• We’re currently investigating an issue related to the forum theme and styling that is impacting page layout and visual formatting. The problem has been identified, and we are actively working on a resolution. There is no impact to user data or functionality, this is strictly a front-end display issue. We’ll post an update once the fix has been deployed. Thanks for your patience while we get this sorted.

WCCFAMD Carrizo APU on the 28nm Node Will Have Stacked DRAM On Package

Page 10 - Seeking answers? Join the AnandTech community: where nearly half-a-million members share solutions and discuss the latest tech.
HBM gets is bandwidth from its large number of dies, not unlike NAND. If you're going to use only a small amount of it like a cache, you're better off with eDRAM or SRAM like Intel has done.

It is 100% true that AMD will only use HBM for L3.
[...]
There is nothing from AMD implying or stating that Stacked DRAM will replace System RAM. Thus, HBM is stuck as an L3 cache, no ifs or buts.

Aren't those two quotes contradictory? Or are we talking about a huge L3 cache at 1+ GB or so? 😕
 
Even if we (slightly strangely I suspect 🙂) accept that the iGPU in the APU is all about compute, you can bet that AMD would love to produce a version that did work for decent levels of gaming.

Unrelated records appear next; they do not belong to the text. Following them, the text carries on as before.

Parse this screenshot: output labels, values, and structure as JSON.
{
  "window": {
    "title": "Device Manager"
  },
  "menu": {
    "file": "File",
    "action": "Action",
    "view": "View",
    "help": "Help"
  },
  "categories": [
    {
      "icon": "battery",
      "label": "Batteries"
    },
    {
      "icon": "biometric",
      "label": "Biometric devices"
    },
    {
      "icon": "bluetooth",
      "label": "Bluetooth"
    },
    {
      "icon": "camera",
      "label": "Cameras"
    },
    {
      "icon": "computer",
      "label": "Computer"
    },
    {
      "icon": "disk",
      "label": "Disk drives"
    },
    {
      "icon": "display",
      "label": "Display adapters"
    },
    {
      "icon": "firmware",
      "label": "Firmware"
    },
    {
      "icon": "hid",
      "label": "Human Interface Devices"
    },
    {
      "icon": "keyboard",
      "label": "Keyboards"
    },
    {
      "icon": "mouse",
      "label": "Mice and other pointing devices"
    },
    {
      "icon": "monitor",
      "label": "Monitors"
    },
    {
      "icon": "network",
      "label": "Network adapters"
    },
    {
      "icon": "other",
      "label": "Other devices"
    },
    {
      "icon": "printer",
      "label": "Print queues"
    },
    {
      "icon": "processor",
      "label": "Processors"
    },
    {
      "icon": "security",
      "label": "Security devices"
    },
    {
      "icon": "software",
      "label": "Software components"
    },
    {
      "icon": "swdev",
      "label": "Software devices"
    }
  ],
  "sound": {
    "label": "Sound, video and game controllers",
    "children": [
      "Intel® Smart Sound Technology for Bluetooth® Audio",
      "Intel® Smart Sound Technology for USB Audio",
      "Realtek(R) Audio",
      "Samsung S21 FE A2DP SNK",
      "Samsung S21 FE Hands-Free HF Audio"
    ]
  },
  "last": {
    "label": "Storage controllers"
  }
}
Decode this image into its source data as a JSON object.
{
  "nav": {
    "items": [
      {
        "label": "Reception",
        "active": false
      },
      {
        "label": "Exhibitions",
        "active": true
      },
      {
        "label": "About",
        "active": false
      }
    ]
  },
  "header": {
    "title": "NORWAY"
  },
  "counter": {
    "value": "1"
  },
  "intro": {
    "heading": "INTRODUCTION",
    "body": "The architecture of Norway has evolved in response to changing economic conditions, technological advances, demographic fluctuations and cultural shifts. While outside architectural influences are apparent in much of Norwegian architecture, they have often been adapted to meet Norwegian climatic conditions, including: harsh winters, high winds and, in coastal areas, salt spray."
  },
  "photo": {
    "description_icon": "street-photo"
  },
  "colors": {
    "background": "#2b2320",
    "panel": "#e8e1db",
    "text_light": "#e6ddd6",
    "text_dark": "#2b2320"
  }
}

With the GDDR5 option gone now, the only way to do that is stacked memory, so if they can half way reasonably push it out on a halo part they'll do it. Intel don't precisely give away their chips with iris pro in so quite a lot of scope price wise.
 
Even if we (slightly strangely I suspect 🙂) accept that the iGPU in the APU is all about compute, you can bet that AMD would love to produce a version that did work for decent levels of gaming.

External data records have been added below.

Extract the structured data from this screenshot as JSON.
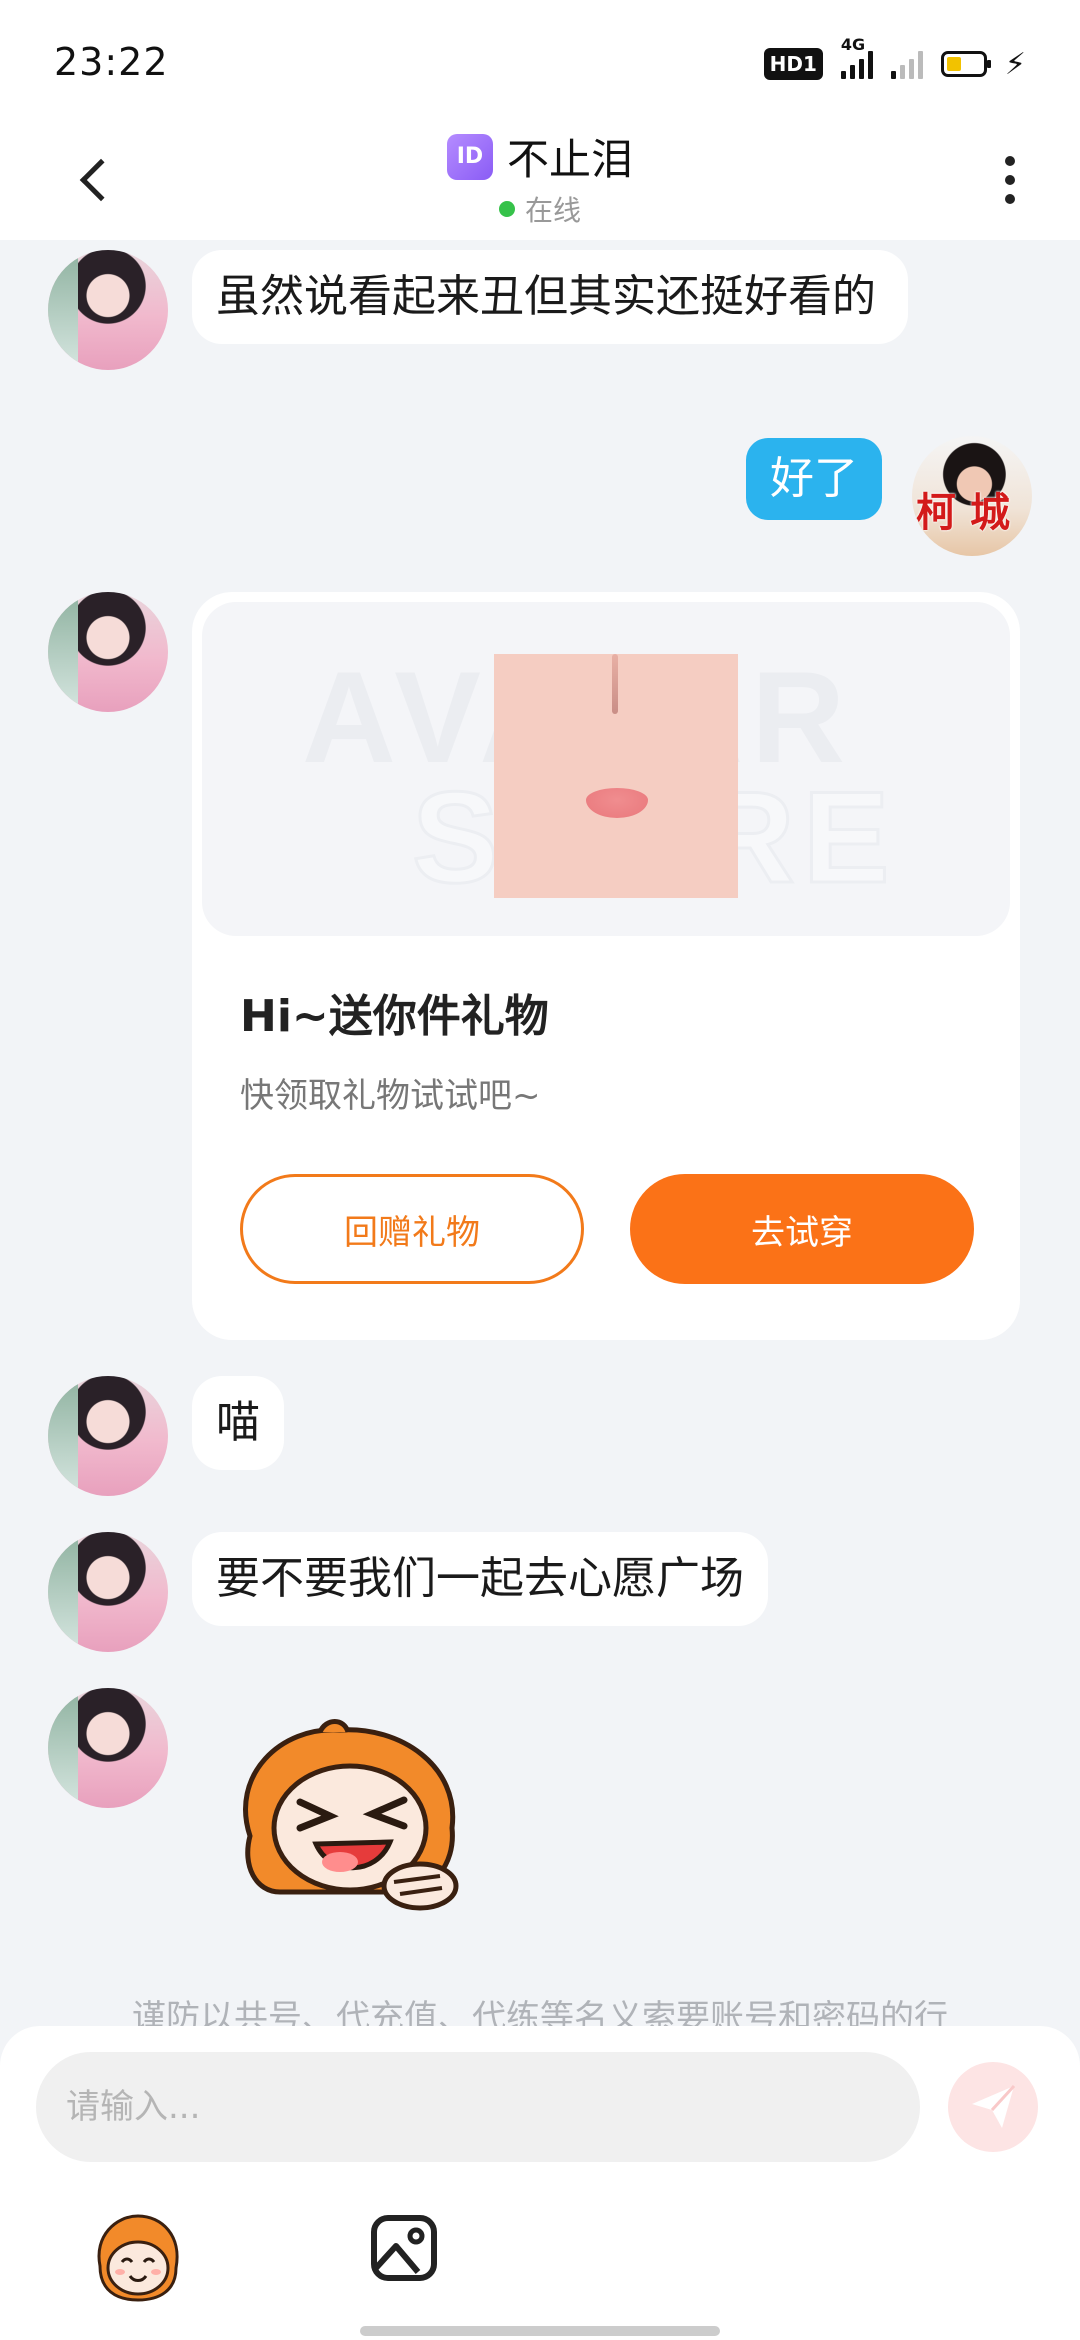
{
  "status_bar": {
    "time": "23:22",
    "hd_label": "HD1",
    "network_label": "4G"
  },
  "header": {
    "id_badge": "ID",
    "title": "不止泪",
    "status": "在线",
    "status_color": "#36c24a"
  },
  "messages": [
    {
      "sender": "other",
      "type": "text",
      "text": "虽然说看起来丑但其实还挺好看的"
    },
    {
      "sender": "self",
      "type": "text",
      "text": "好了",
      "avatar_stamp": "柯城"
    },
    {
      "sender": "other",
      "type": "gift_card"
    },
    {
      "sender": "other",
      "type": "text",
      "text": "喵"
    },
    {
      "sender": "other",
      "type": "text",
      "text": "要不要我们一起去心愿广场"
    },
    {
      "sender": "other",
      "type": "sticker",
      "icon": "laughing-mascot-sticker"
    }
  ],
  "gift_card": {
    "watermark_top": "AVATAR",
    "watermark_bottom": "STORE",
    "title": "Hi~送你件礼物",
    "subtitle": "快领取礼物试试吧~",
    "return_button": "回赠礼物",
    "try_button": "去试穿",
    "accent_color": "#fb7217"
  },
  "notice": "谨防以共号、代充值、代练等名义索要账号和密码的行",
  "composer": {
    "placeholder": "请输入...",
    "send_icon": "paper-plane-icon",
    "emoji_icon": "mascot-emoji-icon",
    "image_icon": "image-icon"
  },
  "colors": {
    "self_bubble": "#2bb3ee",
    "background": "#f2f4f7"
  }
}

With the GDDR5 option gone now, the only way to do that is stacked memory, so if they can half way reasonably push it out on a halo part they'll do it. Intel don't precisely give away their chips with iris pro in so quite a lot of scope price wise.

Well remember as well that AMD sits with 2 hats. While their APU sales is disasterous. I bet you they still sit and think on that a faster APU means less dGPU sales. And if they accelerate performance "too fast". They may trigger Intel to up the game too. Again, less dGPU sales.
 
While their APU sales is disasterous.

Any evidence for this? I was under the impression that the Jaguar based APUs (Kabini in craptops, and the console APUs) were propping up the company right now. But the big core APUs certainly don't seem to have set the market alight.
 
Any evidence for this? I was under the impression that the Jaguar based APUs (Kabini in craptops, and the console APUs) were propping up the company right now. But the big core APUs certainly don't seem to have set the market alight.

They are down 20% YoY and they are losing market share to Intel. I wouldn't call this propping up. The only things propping up AMD for now are the console contract, but they aren't too relevant.
 
They are down 20% YoY and they are losing market share to Intel. I wouldn't call this propping up. The only things propping up AMD for now are the console contract, but they aren't too relevant.

You know the volum of APUs sold in Q2 2014 and last year ??? 🙄
 
You know the volum of APUs sold in Q2 2014 and last year ??? 🙄

Are you saying Kaveri is a complete flop and that AMD only more or less sells Kabini? Because else you have to agree with him.

You guys are not having this conversation in here. This is about the technical details of the next APU. Not the business of AMD's current APUs
-ViRGE
 
Last edited by a moderator:
They are down 20% YoY and they are losing market share to Intel. I wouldn't call this propping up. The only things propping up AMD for now are the console contract, but they aren't too relevant.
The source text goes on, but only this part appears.